Антигона обернулась длинным белым шарфом. Толпа посторонилась, и старый биплан времен Первой мировой чихнул и поскакал вниз по заснеженному полю. Затем на удивление легко и плавно поднялся в воздух, над замерзшим озером и восторженно улюлюкающей и свистящей толпой.
Сайрус сжал в ладони Текучую Воду и стал наблюдать. Закутанное в шарф лицо сестры, бескрайняя гладь озера, хвост самолета, Эштаун — картинки одна за одной сменяли друг друга в его ладони, искаженные и округлые в сияющем «рыбьем глазу». Сайрус улыбнулся Антигоне, затем сложил губы бантиком и раздул ноздри, зная, какую смешную рожицу сейчас увидит сестра.
На короткий миг картинка в его ладони изменилась. Сайрус моргнул и снова увидел Антигону. Но на мгновение ему показалось, что он заметил шикарную черную бороду и ухо с покачивающимся золотым колокольчиком.
В эту ночь, в канун Нового года, очередной повар Ордена приготовил свое коронное блюдо, но в этом не было никакого смысла. Все были заняты совсем другим. Старый год подходил к концу, с неба сыпались хлопья снега, и в каждой комнате Эштауна шумел камин.
Сайрус и Антигона Смит сидели рядом на постели.
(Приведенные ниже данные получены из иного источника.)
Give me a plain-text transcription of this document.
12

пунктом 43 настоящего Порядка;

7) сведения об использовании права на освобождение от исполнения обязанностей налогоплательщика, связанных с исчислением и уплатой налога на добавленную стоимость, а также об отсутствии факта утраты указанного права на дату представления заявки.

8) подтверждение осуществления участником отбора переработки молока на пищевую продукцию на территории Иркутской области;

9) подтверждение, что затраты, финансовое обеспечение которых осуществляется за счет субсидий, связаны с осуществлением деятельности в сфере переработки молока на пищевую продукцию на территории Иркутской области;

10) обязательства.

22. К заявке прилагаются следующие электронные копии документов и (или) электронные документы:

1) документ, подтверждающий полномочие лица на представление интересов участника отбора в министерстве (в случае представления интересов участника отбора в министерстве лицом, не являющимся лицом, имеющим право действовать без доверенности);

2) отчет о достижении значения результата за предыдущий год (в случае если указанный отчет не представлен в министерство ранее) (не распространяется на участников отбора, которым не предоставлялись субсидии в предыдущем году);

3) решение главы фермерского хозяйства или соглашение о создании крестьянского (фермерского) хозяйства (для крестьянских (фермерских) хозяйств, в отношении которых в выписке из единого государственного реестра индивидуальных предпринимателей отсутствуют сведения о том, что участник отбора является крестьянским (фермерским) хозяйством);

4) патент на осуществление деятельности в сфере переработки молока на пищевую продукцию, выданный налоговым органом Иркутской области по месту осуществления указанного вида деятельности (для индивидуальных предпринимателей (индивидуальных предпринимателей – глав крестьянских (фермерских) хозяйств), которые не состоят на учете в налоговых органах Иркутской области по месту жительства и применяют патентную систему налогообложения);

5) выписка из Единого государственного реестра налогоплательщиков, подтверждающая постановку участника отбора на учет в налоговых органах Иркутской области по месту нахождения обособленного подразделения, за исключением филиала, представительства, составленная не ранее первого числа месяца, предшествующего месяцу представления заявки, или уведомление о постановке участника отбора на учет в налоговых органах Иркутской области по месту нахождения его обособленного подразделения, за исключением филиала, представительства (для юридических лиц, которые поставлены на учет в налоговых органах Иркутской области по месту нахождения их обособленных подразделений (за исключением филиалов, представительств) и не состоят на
Между ними примостился Дэн. Их мама смотрела свои мирные сны в постели напротив.
— Я вами горжусь, — сказал Дэн, хлопнул их по коленям и притянул к себе. — Вы это сделали. И мне кажется, здорово, что вы остаетесь. Мы часто будем вместе.
— А я рада, что ты начнешь учиться, — добавила Антигона. — Наконец-то перестанешь бездельничать.
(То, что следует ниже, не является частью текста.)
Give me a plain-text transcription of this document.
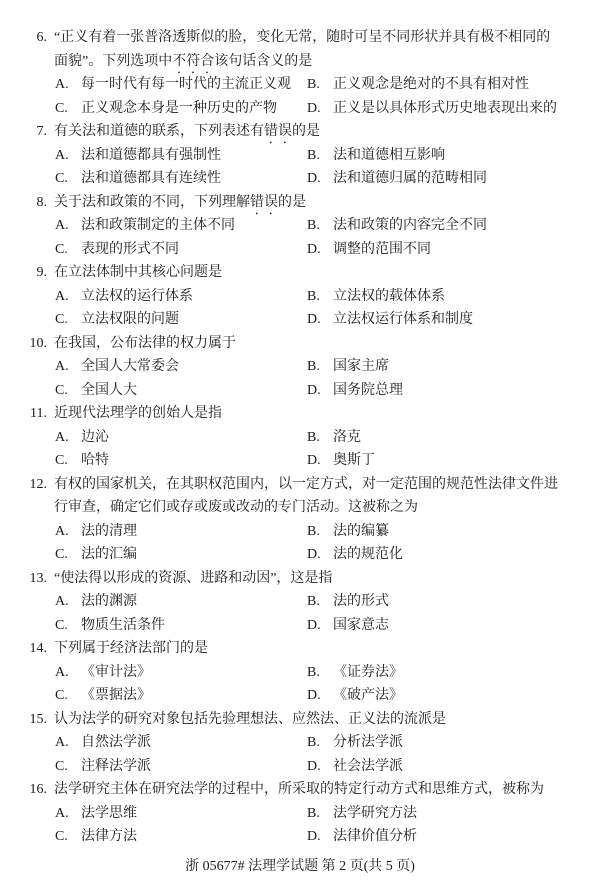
6. “正义有着一张普洛透斯似的脸，变化无常，随时可呈不同形状并具有极不相同的
面貌”。下列选项中不符合该句话含义的是
A. 每一时代有每一时代的主流正义观 B. 正义观念是绝对的不具有相对性
C. 正义观念本身是一种历史的产物 D. 正义是以具体形式历史地表现出来的
7. 有关法和道德的联系，下列表述有错误的是
A. 法和道德都具有强制性	B. 法和道德相互影响
C. 法和道德都具有连续性	D. 法和道德归属的范畴相同
8. 关于法和政策的不同，下列理解错误的是
A. 法和政策制定的主体不同	B. 法和政策的内容完全不同
C. 表现的形式不同	D. 调整的范围不同
9. 在立法体制中其核心问题是
A. 立法权的运行体系	B. 立法权的载体体系
C. 立法权限的问题	D. 立法权运行体系和制度
10. 在我国，公布法律的权力属于
A. 全国人大常委会	B. 国家主席
C. 全国人大	D. 国务院总理
11. 近现代法理学的创始人是指
A. 边沁	B. 洛克
C. 哈特	D. 奥斯丁
12. 有权的国家机关，在其职权范围内，以一定方式，对一定范围的规范性法律文件进
行审查，确定它们或存或废或改动的专门活动。这被称之为
A. 法的清理	B. 法的编纂
C. 法的汇编	D. 法的规范化
13. “使法得以形成的资源、进路和动因”，这是指
A. 法的渊源	B. 法的形式
C. 物质生活条件	D. 国家意志
14. 下列属于经济法部门的是
A. 《审计法》	B. 《证券法》
C. 《票据法》	D. 《破产法》
15. 认为法学的研究对象包括先验理想法、应然法、正义法的流派是
A. 自然法学派	B. 分析法学派
C. 注释法学派	D. 社会法学派
16. 法学研究主体在研究法学的过程中，所采取的特定行动方式和思维方式，被称为
A. 法学思维	B. 法学研究方法
C. 法律方法	D. 法律价值分析
浙 05677# 法理学试题 第 2 页(共 5 页)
— Точно, — согласился Сайрус. — Калифорния к этому располагает. Может, пойдем поедим? Я писал сегодня латынь и теперь умираю с голоду.
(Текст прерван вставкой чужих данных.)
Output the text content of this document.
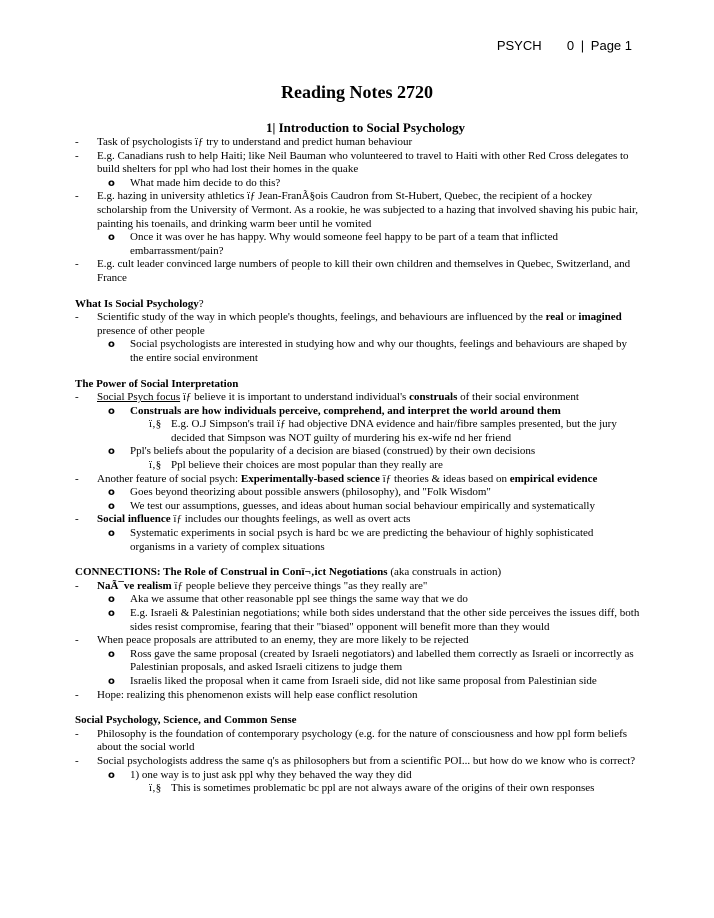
PSYCH 0 | Page 1
Reading Notes 2720
1| Introduction to Social Psychology
- Task of psychologists ïƒ try to understand and predict human behaviour
- E.g. Canadians rush to help Haiti; like Neil Bauman who volunteered to travel to Haiti with other Red Cross delegates to build shelters for ppl who had lost their homes in the quake
o What made him decide to do this?
- E.g. hazing in university athletics ïƒ Jean-FranÃ§ois Caudron from St-Hubert, Quebec, the recipient of a hockey scholarship from the University of Vermont. As a rookie, he was subjected to a hazing that involved shaving his pubic hair, painting his toenails, and drinking warm beer until he vomited
o Once it was over he has happy. Why would someone feel happy to be part of a team that inflicted embarrassment/pain?
- E.g. cult leader convinced large numbers of people to kill their own children and themselves in Quebec, Switzerland, and France
What Is Social Psychology?
- Scientific study of the way in which people's thoughts, feelings, and behaviours are influenced by the real or imagined presence of other people
o Social psychologists are interested in studying how and why our thoughts, feelings and behaviours are shaped by the entire social environment
The Power of Social Interpretation
- Social Psych focus ïƒ believe it is important to understand individual's construals of their social environment
o Construals are how individuals perceive, comprehend, and interpret the world around them
ï‚§ E.g. O.J Simpson's trail ïƒ had objective DNA evidence and hair/fibre samples presented, but the jury decided that Simpson was NOT guilty of murdering his ex-wife nd her friend
o Ppl's beliefs about the popularity of a decision are biased (construed) by their own decisions
ï‚§ Ppl believe their choices are most popular than they really are
- Another feature of social psych: Experimentally-based science ïƒ theories & ideas based on empirical evidence
o Goes beyond theorizing about possible answers (philosophy), and "Folk Wisdom"
o We test our assumptions, guesses, and ideas about human social behaviour empirically and systematically
- Social influence ïƒ includes our thoughts feelings, as well as overt acts
o Systematic experiments in social psych is hard bc we are predicting the behaviour of highly sophisticated organisms in a variety of complex situations
CONNECTIONS: The Role of Construal in Conï¬‚ict Negotiations (aka construals in action)
- NaÃ¯ve realism ïƒ people believe they perceive things "as they really are"
o Aka we assume that other reasonable ppl see things the same way that we do
o E.g. Israeli & Palestinian negotiations; while both sides understand that the other side perceives the issues diff, both sides resist compromise, fearing that their "biased" opponent will benefit more than they would
- When peace proposals are attributed to an enemy, they are more likely to be rejected
o Ross gave the same proposal (created by Israeli negotiators) and labelled them correctly as Israeli or incorrectly as Palestinian proposals, and asked Israeli citizens to judge them
o Israelis liked the proposal when it came from Israeli side, did not like same proposal from Palestinian side
- Hope: realizing this phenomenon exists will help ease conflict resolution
Social Psychology, Science, and Common Sense
- Philosophy is the foundation of contemporary psychology (e.g. for the nature of consciousness and how ppl form beliefs about the social world
- Social psychologists address the same q's as philosophers but from a scientific POI... but how do we know who is correct?
o 1) one way is to just ask ppl why they behaved the way they did
ï‚§ This is sometimes problematic bc ppl are not always aware of the origins of their own responses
Антигона поднялась на ноги, но Дэн притянул ее назад. Его глаза, когда-то голубые, за последние два месяца изменились и продолжали темнеть, а зрачки стали немного узкими и вытянутыми. Сначала в Ордене не согласились оставлять его, но затем начали простукивать, прокалывать, проверять и исследовали до тех пор, пока не убедились, что с ним все в порядке — его сознание не было повреждено, и он был… ну что ж, он был тем, кем хотел быть. Но это совершенно не означало, что Антигона полностью к нему привыкла, точнее, к его глазам. Она не обращала внимания на его новый рост, на его огромные руки, форму зубов или проблески страшной, взрывной силы, когда он, забываясь, хватал их на руки или прижимал к себе. Он был более чем крепок и здоров, и это ее очень радовало. Но она скучала по веселому голубому огоньку в его глазах, когда он улыбался.
Дэн осторожно откашлялся.
— Я должен сказать вам еще кое-что. Это не такая уж важная штука, но я подумал, вдруг вам будет интересно.
— И? — начал Сайрус.
— Я продал «Лучницу».
— Что? — удивилась Антигона. — Как тебе это удалось? Кто мог на нее позариться?
— Ну, я просил за нее не так много. И к тому же, у нее теперь такая привлекательная вывеска…
— Кто? — спросил Сайрус. Он почувствовал внутри себя странное, но уже знакомое ощущение — будто что-то оторвалось. Еще один кусочек старой жизни ушел в небытие. Но в этот раз он не особенно расстраивался.
— Пэт и Пэт. Они его отремонтируют. Даже бассейн. И они перенесут туда свою закусочную. И я оставил им нашу вафельницу в качестве наследства.